Sarafine was wearing a dark green corseted velvet dress, kind of modern and Gothic and turn-of-the-century, all at the same time, and tall black motorcycle boots. She literally stepped out of Mrs. Lincoln’s body, which fused back together within seconds, as if someone had sewn up the seam. Leaving the real Mrs. Lincoln collapsed in the grass with her hoopskirt flipped up, revealing her knee-high support hose and her petticoats.
Link was in shock.
Sarafine straightened, shaking free of the weight, shuddering. “Mortals. That body was just insufferable, so awkward and uncomfortable. Stuffing its face every five minutes. Disgusting creatures.”
“Mom! Mom, wake up!” Link pounded his fists against what was obviously some kind of force field. No matter what a dragon she was, Mrs. Lincoln was Link’s dragon, and it must have been hard to see her tossed aside like a piece of inconsequential human trash.
Sarafine waved her hand. Link’s mouth was still moving, but he wasn’t making a sound. “That’s better. You’re lucky I didn’t have to spend all my time in your mother’s body over the last few months. If I had, you’d be dead by now. I can’t tell you the number of times I nearly killed you out of boredom at the dinner table, droning on about your stupid band.”

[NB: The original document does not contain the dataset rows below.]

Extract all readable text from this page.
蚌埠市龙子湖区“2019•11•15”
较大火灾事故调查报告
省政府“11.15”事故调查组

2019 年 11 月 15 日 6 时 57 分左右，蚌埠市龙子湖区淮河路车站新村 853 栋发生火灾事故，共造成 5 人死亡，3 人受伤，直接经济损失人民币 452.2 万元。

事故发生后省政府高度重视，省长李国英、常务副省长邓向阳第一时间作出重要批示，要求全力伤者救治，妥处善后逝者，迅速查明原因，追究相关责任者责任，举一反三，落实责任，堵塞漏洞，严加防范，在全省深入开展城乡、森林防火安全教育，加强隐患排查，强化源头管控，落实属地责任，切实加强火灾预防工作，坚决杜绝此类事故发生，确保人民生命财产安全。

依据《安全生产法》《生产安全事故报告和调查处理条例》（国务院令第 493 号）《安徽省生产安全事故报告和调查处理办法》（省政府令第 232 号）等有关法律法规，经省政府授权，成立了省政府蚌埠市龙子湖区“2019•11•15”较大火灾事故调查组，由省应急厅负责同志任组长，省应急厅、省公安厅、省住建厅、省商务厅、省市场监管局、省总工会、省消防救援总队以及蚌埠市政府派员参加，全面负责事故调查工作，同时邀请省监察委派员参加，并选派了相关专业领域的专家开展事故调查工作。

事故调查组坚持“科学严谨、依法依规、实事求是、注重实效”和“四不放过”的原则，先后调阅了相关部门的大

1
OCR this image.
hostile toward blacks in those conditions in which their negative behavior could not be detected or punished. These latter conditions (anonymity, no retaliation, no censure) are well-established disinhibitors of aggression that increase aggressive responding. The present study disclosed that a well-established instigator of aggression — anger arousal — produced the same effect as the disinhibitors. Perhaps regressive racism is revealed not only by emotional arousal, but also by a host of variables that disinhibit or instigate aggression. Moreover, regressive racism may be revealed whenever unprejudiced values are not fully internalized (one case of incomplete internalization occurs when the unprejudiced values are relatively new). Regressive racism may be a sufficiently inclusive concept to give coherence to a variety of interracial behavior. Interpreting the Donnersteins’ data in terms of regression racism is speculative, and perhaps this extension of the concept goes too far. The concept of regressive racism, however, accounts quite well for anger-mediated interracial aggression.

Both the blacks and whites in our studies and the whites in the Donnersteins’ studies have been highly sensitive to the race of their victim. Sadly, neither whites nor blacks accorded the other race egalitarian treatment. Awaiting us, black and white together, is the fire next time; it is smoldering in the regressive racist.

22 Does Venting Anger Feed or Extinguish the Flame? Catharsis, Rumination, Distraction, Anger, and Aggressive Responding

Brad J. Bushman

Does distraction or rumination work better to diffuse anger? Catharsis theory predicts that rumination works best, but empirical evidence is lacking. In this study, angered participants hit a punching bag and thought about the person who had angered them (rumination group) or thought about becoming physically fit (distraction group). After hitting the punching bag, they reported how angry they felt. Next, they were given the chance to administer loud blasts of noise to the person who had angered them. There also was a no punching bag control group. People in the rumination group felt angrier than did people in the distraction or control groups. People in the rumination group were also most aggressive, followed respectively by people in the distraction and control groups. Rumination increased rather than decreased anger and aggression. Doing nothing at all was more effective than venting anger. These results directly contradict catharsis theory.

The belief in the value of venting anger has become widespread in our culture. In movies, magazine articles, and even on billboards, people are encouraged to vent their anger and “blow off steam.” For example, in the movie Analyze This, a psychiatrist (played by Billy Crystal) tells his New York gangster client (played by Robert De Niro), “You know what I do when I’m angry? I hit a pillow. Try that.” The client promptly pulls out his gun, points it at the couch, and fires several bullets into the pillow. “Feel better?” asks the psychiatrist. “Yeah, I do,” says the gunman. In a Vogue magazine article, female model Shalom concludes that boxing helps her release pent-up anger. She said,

It all made sense now. The crusade against Lena, the Jackson Disciplinary Committee meeting, the lies about Lena’s school records, even the weird brownies on Halloween. How long had Sarafine been masquerading as Mrs. Lincoln?
In Mrs. Lincoln.
I had never really understood what we were up against until now. The Darkest Caster living today. Ridley seemed so harmless in comparison. No wonder Lena had been dreading this day for so long.
Sarafine looked back at Lena. “You may think you don’t have a mother, Lena, but if that’s true, it’s only because your grandmother and your uncle took you from me. I’ve always loved you.” It was disconcerting how Sarafine could move so easily from one set of emotions to another, from sincerity and regret to disgust and contempt, each emotion as hollow as the next.
Lena’s eyes were bitter. “Is that why you’ve been trying to kill me, Mother?”